Your information will be extracted from practices such as ours and held on central NHS databases.
As with all new systems there are pros and cons to think about. When you speak to an emergency doctor you might overlook something that is important and if they have access to your medical record it might avoid mistakes or problems, although even then, you should be asked to give your consent each time a member of NHS Staff wishes to access your record, unless you are medically unable to do so.
On the other hand, you may have strong views about sharing your personal information and wish to keep your information at the level of this practice.

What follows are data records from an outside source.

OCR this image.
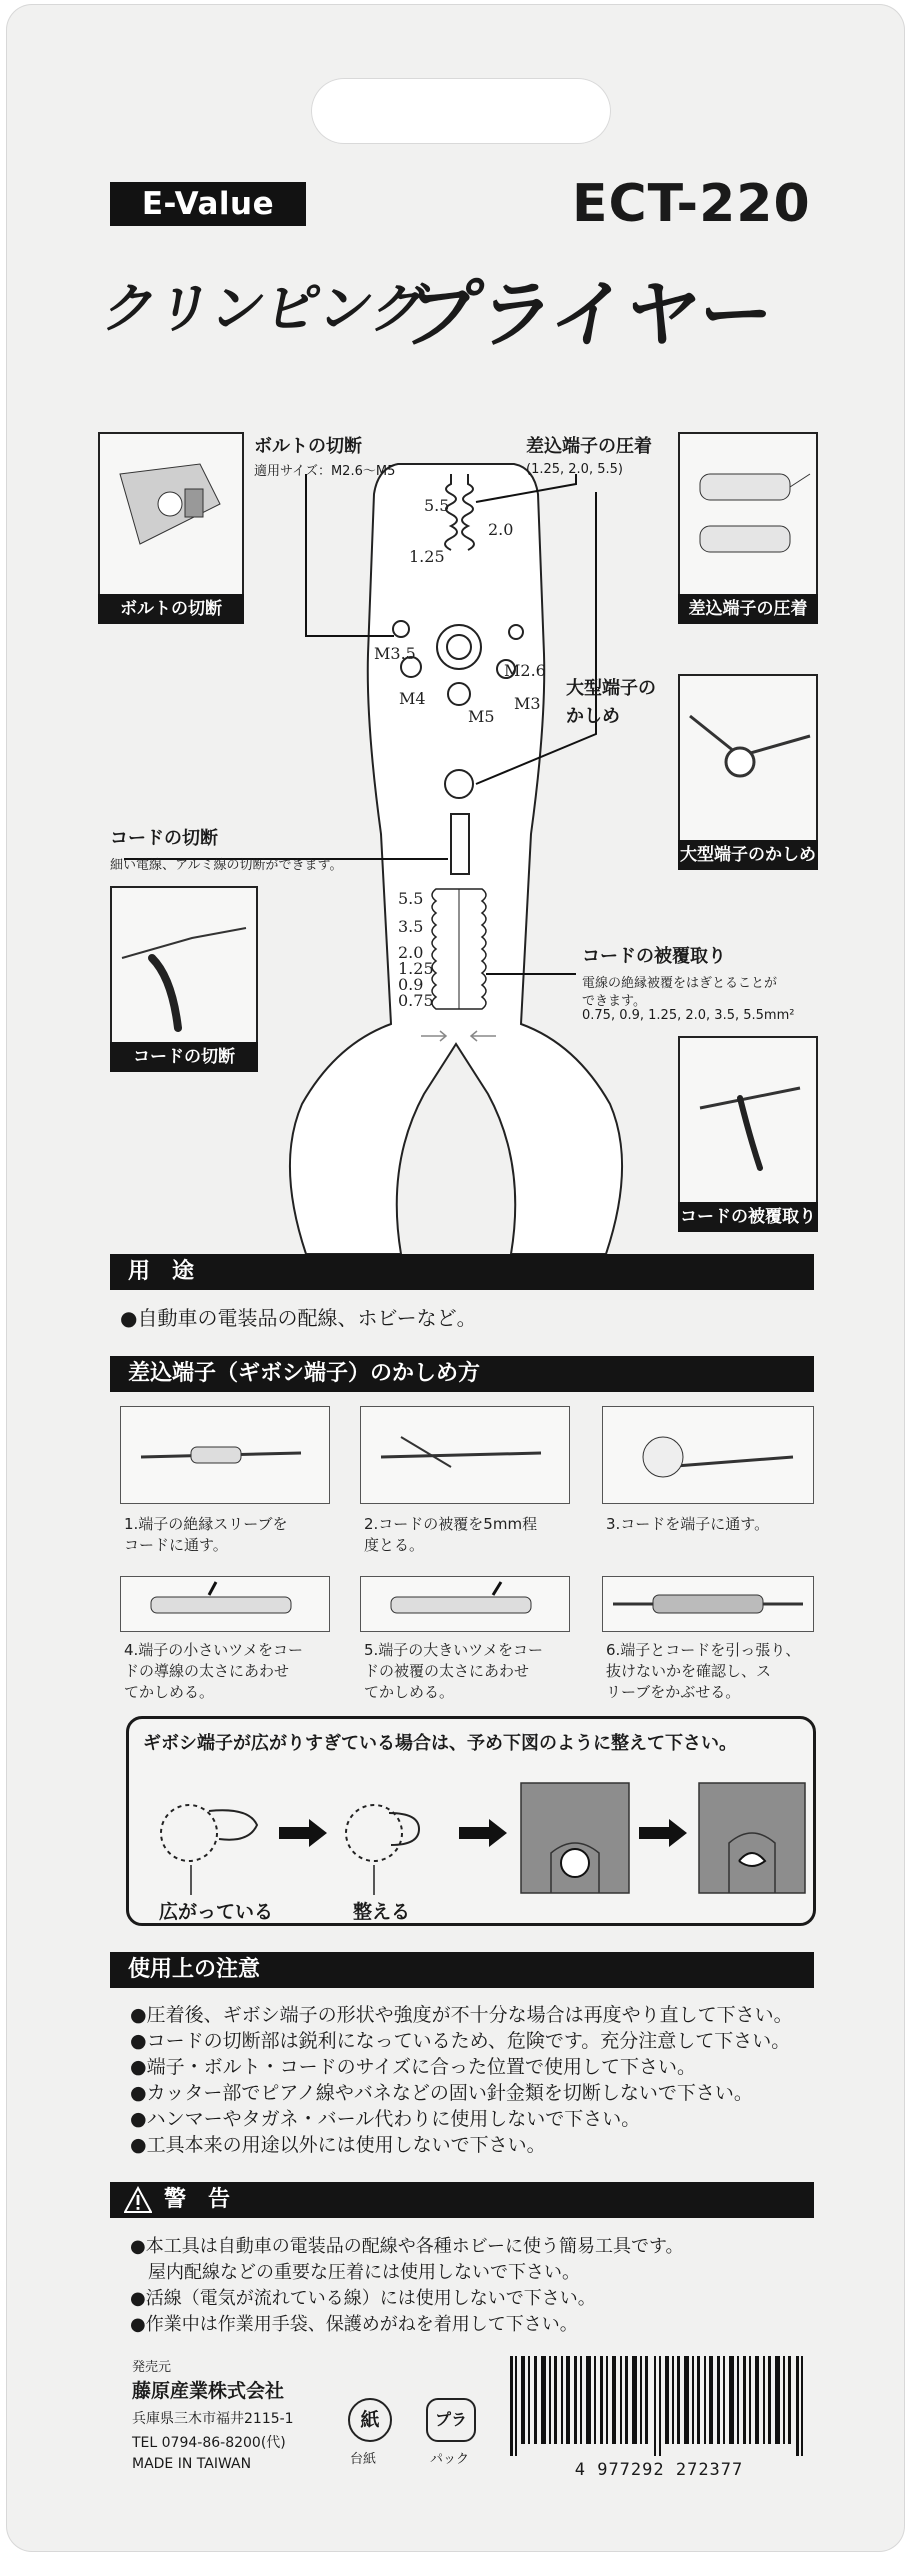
E-Value	ECT-220
クリンピング
プライヤー
5.5
2.0
1.25
M3.5
M2.6
M4	M3
M5
5.5
3.5
2.0
1.25
0.9
0.75
ボルトの切断
適用サイズ：M2.6～M5
差込端子の圧着
(1.25, 2.0, 5.5)
大型端子の
かしめ
コードの切断
細い電線、アルミ線の切断ができます。
コードの被覆取り
電線の絶縁被覆をはぎとることが
できます。
0.75, 0.9, 1.25, 2.0, 3.5, 5.5mm²
ボルトの切断	差込端子の圧着
大型端子のかしめ
コードの切断
コードの被覆取り
用　途
●自動車の電装品の配線、ホビーなど。
差込端子（ギボシ端子）のかしめ方
1.端子の絶縁スリーブを
コードに通す。
2.コードの被覆を5mm程
度とる。
3.コードを端子に通す。
4.端子の小さいツメをコー
ドの導線の太さにあわせ
てかしめる。
5.端子の大きいツメをコー
ドの被覆の太さにあわせ
てかしめる。
6.端子とコードを引っ張り、
抜けないかを確認し、ス
リーブをかぶせる。
ギボシ端子が広がりすぎている場合は、予め下図のように整えて下さい。
広がっている	整える
使用上の注意
●圧着後、ギボシ端子の形状や強度が不十分な場合は再度やり直して下さい。
●コードの切断部は鋭利になっているため、危険です。充分注意して下さい。
●端子・ボルト・コードのサイズに合った位置で使用して下さい。
●カッター部でピアノ線やバネなどの固い針金類を切断しないで下さい。
●ハンマーやタガネ・バール代わりに使用しないで下さい。
●工具本来の用途以外には使用しないで下さい。
警　告
●本工具は自動車の電装品の配線や各種ホビーに使う簡易工具です。
　屋内配線などの重要な圧着には使用しないで下さい。
●活線（電気が流れている線）には使用しないで下さい。
●作業中は作業用手袋、保護めがねを着用して下さい。
発売元
藤原産業株式会社
兵庫県三木市福井2115-1
TEL 0794-86-8200(代)
MADE IN TAIWAN
紙
台紙
プラ
パック
4 977292 272377
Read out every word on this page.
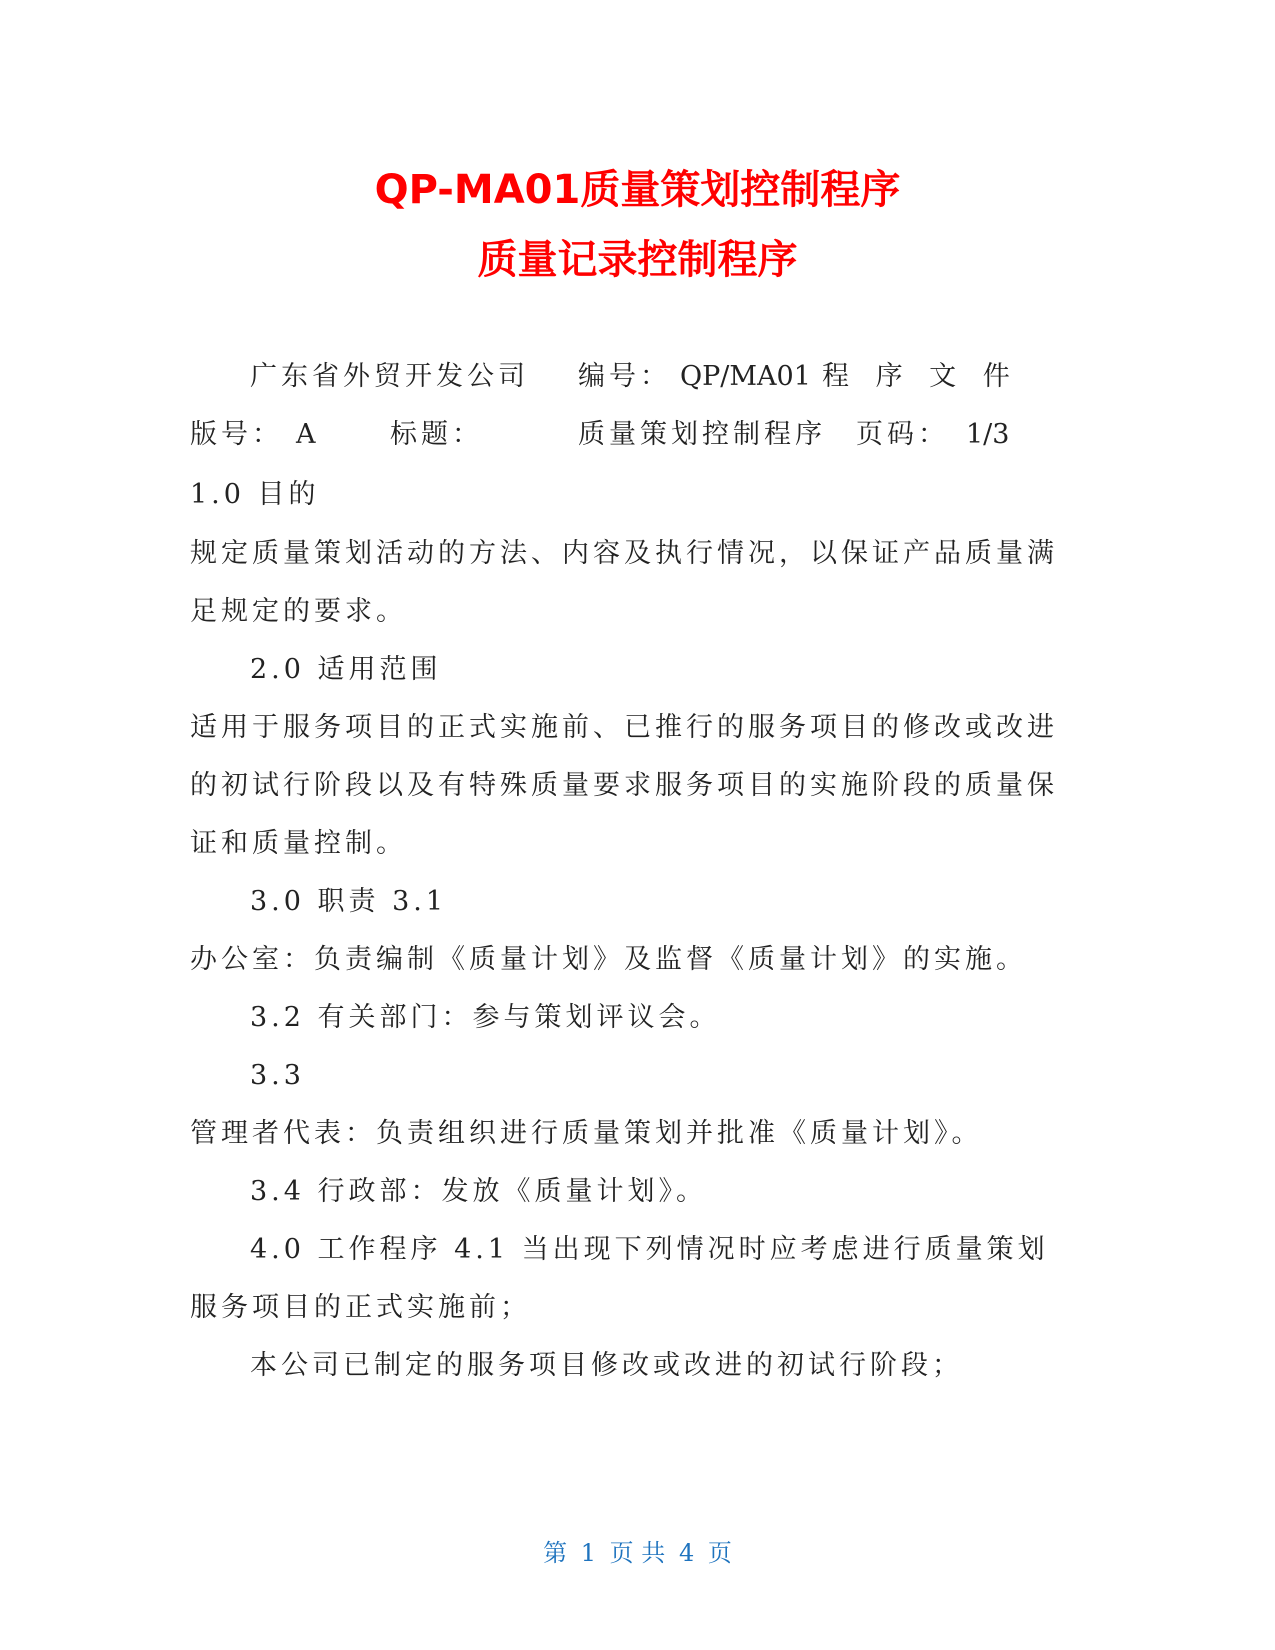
QP-MA01质量策划控制程序
质量记录控制程序
广东省外贸开发公司 编号： QP/MA01 程 序 文 件
版号： A	标题：	质量策划控制程序 页码： 1/3
1.0 目的
规定质量策划活动的方法、内容及执行情况，以保证产品质量满
足规定的要求。
2.0 适用范围
适用于服务项目的正式实施前、已推行的服务项目的修改或改进
的初试行阶段以及有特殊质量要求服务项目的实施阶段的质量保
证和质量控制。
3.0 职责 3.1
办公室：负责编制《质量计划》及监督《质量计划》的实施。
3.2 有关部门：参与策划评议会。
3.3
管理者代表：负责组织进行质量策划并批准《质量计划》。
3.4 行政部：发放《质量计划》。
4.0 工作程序 4.1 当出现下列情况时应考虑进行质量策划
服务项目的正式实施前；
本公司已制定的服务项目修改或改进的初试行阶段；
第 1 页 共 4 页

Connecting for Health (CfH), the government agency responsible for the Summary Care Record have agreed with doctors’ leaders that new patients registering with this practice should be able to decide whether or not their information is uploaded to the Central NHS Computer System.
For existing patients it is different in that it is assumed that you want your record uploaded to the Central NHS Computer System unless you actively opt out.
For further information visit the Connecting for Health Website
If you choose to opt out of the scheme, then you will need to complete a form and bring it along to the surgery.
Key Information Summary
Key Information Summary (KIS) has been designed to support patients who have complex care needs or long-term conditions.
KIS allows important patient information such as those listed below to be shared with health care professionals in unscheduled care in the NHS 24, A&E, Scottish Ambulance Service, Out of Hours, Hospital and Pharmacy environments.
- future care plans
- patient wishes
- carer and next of kin details
In the future, KIS will also be used in scheduled care for patients with long-term conditions; for example, for those who regularly visit renal clinics.